In 2021, the House proposed increasing the minimum wage to $15 per hour as part of reconciliation. Until the Senate Parliamentarian ruled that this was out of order and the votes did not exist to overrule her, the Republican Minority counter-offered a $10 per hour. An $11 wage makes up for cutting hours from 40 a week to 32. For training program participants, 30 hours per week is more than enough.
A main problem with current training regimes is that potential students have opportunity costs that are not covered by training. TANF is simply too narrowly tailored and directs too many people to low wage work, especially in the dirtiest jobs in the medical field. The woke among us do not have to look hard for the intrinsic sexism and racism in this scheme.
Providing minimum wage pay to attend school will assure that, when the wage is increased, those without skills will not be priced out of the economy - as some fear when opposing raising the wage. One reason to raise the minimum wage is precisely so no one lives only on their child tax credit proceeds. There are some in both parties who believe that the child tax credit should have a work requirement. I agree if that work includes being paid to go to school.

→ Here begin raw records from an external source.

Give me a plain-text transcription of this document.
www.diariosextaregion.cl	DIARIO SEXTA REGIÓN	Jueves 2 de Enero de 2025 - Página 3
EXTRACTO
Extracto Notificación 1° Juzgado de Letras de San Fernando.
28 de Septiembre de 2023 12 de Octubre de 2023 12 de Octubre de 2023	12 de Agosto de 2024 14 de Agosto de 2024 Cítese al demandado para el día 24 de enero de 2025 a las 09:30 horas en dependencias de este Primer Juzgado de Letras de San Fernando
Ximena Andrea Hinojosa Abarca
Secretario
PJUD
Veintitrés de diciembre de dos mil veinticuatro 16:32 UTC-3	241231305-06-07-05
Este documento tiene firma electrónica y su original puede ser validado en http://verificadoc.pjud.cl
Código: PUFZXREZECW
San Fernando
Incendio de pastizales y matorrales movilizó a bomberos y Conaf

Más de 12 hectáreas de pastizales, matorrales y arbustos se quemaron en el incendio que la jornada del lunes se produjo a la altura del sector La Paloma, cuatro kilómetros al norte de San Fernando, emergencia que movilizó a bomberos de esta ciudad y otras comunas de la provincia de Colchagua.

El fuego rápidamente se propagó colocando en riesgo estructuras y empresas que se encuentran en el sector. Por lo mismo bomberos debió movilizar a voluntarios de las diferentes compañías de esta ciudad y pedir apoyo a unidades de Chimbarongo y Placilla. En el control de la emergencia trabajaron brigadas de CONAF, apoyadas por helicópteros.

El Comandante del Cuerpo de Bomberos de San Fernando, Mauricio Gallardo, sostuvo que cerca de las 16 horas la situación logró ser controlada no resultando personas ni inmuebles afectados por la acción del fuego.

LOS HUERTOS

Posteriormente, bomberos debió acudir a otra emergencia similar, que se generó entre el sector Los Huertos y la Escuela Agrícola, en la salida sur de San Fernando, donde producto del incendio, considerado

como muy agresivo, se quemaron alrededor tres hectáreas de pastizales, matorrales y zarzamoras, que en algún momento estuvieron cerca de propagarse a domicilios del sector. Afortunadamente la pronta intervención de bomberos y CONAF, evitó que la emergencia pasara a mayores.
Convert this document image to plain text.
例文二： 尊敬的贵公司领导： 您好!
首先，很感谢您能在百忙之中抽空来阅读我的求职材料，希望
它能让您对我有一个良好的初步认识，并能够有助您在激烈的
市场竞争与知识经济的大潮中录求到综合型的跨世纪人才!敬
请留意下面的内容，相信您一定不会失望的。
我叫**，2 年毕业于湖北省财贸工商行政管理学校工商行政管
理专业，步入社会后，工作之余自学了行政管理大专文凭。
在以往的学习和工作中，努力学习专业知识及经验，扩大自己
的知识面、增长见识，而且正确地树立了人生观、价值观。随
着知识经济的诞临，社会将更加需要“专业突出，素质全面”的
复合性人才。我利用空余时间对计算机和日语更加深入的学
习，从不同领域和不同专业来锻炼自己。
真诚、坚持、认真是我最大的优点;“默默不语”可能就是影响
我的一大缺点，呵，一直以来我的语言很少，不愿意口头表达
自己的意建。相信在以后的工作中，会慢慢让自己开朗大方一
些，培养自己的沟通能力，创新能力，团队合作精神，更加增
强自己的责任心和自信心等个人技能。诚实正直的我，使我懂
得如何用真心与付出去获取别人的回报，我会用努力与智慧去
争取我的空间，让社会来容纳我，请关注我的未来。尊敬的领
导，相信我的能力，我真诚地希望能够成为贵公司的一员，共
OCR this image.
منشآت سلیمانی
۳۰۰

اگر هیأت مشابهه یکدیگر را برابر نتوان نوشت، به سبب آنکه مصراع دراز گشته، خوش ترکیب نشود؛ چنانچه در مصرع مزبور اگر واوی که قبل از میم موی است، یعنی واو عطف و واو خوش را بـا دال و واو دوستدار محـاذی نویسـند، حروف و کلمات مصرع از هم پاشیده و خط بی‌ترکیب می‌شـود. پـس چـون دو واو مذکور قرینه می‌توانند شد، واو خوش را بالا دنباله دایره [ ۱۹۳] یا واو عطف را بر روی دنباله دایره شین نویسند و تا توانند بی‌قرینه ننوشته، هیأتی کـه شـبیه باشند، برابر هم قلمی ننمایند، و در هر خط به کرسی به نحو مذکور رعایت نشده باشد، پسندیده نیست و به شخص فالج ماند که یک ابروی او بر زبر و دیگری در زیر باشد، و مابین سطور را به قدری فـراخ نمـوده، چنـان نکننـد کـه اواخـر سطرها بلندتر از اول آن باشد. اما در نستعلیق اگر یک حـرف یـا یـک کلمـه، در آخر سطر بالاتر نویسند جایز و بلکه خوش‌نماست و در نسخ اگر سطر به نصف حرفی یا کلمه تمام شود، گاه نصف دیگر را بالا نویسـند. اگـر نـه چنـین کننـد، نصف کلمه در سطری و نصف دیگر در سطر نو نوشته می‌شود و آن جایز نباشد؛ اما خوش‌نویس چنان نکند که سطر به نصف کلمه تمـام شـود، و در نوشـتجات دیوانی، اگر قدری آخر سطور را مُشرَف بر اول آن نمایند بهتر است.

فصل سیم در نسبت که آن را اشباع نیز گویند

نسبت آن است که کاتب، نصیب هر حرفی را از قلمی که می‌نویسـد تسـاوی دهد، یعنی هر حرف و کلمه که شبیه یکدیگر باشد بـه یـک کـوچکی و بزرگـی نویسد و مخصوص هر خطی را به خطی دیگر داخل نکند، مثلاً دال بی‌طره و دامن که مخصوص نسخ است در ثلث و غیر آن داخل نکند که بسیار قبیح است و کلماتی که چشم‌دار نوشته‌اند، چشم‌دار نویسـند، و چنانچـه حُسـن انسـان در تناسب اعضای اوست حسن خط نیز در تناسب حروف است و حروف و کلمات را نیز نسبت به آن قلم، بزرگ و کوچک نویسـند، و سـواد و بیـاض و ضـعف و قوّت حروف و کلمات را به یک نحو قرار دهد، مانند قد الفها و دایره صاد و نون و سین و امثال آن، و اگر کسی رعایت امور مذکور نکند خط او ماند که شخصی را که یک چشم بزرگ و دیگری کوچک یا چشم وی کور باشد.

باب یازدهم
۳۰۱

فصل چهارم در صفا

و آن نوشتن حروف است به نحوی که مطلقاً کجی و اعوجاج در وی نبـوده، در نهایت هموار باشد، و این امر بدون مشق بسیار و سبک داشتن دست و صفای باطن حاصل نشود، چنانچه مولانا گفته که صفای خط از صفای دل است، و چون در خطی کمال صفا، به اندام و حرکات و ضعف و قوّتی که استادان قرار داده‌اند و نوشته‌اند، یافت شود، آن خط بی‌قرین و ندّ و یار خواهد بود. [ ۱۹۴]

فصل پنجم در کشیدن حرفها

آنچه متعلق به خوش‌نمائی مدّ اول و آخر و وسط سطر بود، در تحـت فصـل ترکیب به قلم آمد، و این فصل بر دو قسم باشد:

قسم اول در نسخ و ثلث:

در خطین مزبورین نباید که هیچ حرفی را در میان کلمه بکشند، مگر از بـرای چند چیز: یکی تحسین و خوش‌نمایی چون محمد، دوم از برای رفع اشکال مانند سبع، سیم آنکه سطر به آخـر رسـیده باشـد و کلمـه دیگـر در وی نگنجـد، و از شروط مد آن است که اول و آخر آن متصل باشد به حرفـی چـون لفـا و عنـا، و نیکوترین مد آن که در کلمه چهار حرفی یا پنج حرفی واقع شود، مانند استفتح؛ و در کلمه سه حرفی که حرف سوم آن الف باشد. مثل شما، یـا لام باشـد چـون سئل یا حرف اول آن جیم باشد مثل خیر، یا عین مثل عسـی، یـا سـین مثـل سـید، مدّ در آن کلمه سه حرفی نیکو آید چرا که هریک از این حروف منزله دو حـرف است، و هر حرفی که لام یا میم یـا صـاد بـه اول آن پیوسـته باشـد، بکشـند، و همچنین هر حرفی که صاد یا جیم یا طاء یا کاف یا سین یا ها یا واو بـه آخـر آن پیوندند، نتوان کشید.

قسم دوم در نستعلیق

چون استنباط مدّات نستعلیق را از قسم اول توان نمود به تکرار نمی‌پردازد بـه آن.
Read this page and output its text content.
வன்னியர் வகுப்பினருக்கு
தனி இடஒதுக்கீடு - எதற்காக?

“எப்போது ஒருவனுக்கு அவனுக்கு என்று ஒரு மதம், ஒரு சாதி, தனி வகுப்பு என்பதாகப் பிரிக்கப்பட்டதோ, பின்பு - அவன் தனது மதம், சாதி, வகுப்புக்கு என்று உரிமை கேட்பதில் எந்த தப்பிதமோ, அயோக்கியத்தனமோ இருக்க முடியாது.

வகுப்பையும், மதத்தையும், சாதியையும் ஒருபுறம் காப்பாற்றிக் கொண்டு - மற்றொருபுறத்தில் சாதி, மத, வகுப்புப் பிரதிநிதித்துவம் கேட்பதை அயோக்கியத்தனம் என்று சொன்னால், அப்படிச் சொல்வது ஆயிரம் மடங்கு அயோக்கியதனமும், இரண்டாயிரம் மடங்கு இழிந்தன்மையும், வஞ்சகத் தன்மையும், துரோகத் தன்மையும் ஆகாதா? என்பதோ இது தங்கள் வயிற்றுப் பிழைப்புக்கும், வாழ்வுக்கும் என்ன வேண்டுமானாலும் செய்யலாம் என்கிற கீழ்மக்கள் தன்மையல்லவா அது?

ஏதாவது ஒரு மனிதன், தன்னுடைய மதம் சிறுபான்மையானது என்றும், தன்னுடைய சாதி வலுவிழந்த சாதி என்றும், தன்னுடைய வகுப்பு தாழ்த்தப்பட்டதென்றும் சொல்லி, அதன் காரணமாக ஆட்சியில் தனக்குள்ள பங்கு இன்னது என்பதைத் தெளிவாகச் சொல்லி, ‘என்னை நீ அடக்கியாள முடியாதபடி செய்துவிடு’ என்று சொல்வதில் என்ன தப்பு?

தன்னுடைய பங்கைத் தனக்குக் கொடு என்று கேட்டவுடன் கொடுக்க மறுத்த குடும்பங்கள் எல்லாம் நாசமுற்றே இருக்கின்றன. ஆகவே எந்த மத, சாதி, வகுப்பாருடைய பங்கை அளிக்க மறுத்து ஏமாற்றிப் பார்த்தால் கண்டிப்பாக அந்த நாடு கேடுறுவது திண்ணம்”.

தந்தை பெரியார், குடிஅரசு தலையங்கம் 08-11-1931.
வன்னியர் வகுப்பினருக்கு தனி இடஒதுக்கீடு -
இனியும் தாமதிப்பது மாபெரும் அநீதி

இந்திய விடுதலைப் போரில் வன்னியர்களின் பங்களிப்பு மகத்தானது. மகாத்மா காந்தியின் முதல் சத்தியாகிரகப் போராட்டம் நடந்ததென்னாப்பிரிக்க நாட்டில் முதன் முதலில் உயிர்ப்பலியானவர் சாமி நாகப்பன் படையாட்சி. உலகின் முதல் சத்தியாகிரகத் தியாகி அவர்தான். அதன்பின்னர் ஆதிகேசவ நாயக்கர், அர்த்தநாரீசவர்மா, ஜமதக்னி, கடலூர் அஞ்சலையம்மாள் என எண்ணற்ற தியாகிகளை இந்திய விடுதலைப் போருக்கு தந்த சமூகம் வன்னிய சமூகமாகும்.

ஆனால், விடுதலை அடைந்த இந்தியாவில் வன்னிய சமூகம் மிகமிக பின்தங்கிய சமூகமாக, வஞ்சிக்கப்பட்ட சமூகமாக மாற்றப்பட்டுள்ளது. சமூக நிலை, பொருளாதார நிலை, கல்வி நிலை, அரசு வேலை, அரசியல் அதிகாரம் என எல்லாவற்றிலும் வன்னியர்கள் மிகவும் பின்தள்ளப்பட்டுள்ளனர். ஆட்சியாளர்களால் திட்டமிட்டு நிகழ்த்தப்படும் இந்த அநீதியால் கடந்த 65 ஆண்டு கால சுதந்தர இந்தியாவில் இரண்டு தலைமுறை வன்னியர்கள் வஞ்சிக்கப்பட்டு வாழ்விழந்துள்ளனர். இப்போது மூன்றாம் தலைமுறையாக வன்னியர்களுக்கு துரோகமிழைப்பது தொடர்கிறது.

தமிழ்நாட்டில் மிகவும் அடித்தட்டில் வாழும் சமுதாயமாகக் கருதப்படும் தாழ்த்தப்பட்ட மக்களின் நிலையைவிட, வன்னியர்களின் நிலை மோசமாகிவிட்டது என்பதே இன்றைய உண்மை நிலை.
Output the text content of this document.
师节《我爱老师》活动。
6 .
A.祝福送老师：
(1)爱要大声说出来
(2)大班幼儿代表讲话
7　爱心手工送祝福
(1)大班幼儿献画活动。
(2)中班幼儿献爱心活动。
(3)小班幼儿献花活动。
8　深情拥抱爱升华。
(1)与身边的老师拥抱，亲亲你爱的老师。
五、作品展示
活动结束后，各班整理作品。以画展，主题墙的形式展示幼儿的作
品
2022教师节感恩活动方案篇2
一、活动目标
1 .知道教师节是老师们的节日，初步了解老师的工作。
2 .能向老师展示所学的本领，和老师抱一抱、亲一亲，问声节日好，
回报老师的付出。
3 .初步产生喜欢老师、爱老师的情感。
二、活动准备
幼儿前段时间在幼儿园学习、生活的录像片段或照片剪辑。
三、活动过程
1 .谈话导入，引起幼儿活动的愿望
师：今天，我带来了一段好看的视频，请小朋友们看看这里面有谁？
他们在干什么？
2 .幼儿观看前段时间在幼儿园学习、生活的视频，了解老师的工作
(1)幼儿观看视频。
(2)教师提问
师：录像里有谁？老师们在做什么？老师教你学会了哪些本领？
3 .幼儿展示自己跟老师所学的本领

Paid training must be provided to those whom the education system and the former culture of dependency has failed. The caricature of the welfare cheat was never reality, however those who were and are trapped in poverty usually have educational deficits, as well as a history of family incarceration due to the war on drugs and its disproportionate penalties for Black and Hispanic men.
English as a Second Language should not only be free, but workers should be paid to attend, irrespective of immigration status. Part-time workers should also be eligible for this benefit.
Payments for tuition, stipends and family support would be funded by employer-paid subtraction value added taxes. Ideally, both state and federal subtraction VAT will be enacted. A federal VAT would be levied to assure that a minimum amount of funding is available should states underfund their programs, which some will.
Our attachment on Consumption Taxes provides information on how this tax would work. These proposals are what the Fair Tax would look like if it was designed to work effectively and provide family benefits without making the Social Security Administration and state government the paymaster for delivering prebates. The proposed (Credit) Invoice VAT replaces the current deduction for sales taxes paid with full crediting of the same amount (and then adding the federal portion).
Tax reform undertaken during this process would end tax filing for most families (and certainly all poor ones). The more generous child tax credit and higher minimum wage (including for training) allows for the abolition of the EITC.